State-owned China Post is building an online shopping website with a Chinese portal. Ule, the site China Post co-founded with tom.com, is to be launched August 10.
Ule has been on a test run for about one year, according to a tom.com marketing staffer named Jiang Feng. But most Chinese consumers still are unaware of the site.
Ule sells clothing, makeup, electronics, food and beverages. And the site will take advantage of its parent company.
All Ule goods will be sent free of charge by EMS, the express delivery service under China Post.
Ule will not likely get a big market share in the short run, said Su Huiyan, an e-commerce analyst with IT consulting iResearch in Beijing.
The inefficiency of EMS, however, may scare off some customers, such as Zheng Lei, a 28-year-old IT engineer in Beijing. Zheng's mother once sent him live fish May this year via EMS, but when it arrived four days later, the fish was no longer edible. Some private express deliveries can guarantee one-day delivery.

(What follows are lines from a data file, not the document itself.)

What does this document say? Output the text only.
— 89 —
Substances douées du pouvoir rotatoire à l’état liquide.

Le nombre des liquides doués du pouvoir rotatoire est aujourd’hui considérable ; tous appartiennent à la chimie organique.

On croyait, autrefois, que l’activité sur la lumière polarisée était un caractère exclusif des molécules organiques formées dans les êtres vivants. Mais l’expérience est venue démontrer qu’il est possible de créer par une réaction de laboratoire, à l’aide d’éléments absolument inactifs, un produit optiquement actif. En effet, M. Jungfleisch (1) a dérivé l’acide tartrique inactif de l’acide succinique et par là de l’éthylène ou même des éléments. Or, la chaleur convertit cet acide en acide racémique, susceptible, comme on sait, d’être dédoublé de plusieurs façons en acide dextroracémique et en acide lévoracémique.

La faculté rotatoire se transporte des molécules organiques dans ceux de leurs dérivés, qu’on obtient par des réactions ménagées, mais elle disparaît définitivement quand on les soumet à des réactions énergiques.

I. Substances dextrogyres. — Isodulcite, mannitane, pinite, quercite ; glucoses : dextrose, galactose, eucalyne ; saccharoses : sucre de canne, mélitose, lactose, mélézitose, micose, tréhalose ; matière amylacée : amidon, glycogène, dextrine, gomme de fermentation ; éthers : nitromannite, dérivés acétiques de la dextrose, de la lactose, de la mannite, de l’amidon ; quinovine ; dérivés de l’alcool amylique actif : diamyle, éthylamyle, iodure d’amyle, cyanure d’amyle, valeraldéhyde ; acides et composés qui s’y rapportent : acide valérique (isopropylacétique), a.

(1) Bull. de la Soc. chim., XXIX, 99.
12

But most private delivery services have still failed to penetrate much of China's interior, leaving EMS an essential monopoly in rural and remote regions, prime locations for e-commerce.
In 2009, web-shopping sales doubled from 2008 to total 263 billion yuan ($38.82 billion), Taobao had a share of around 80 percent.
The express delivery revenue from web shopping in 2009 totaled 19.3 billion yuan ($2.84 billion), 60 percent more than the previous year, according to iResearch.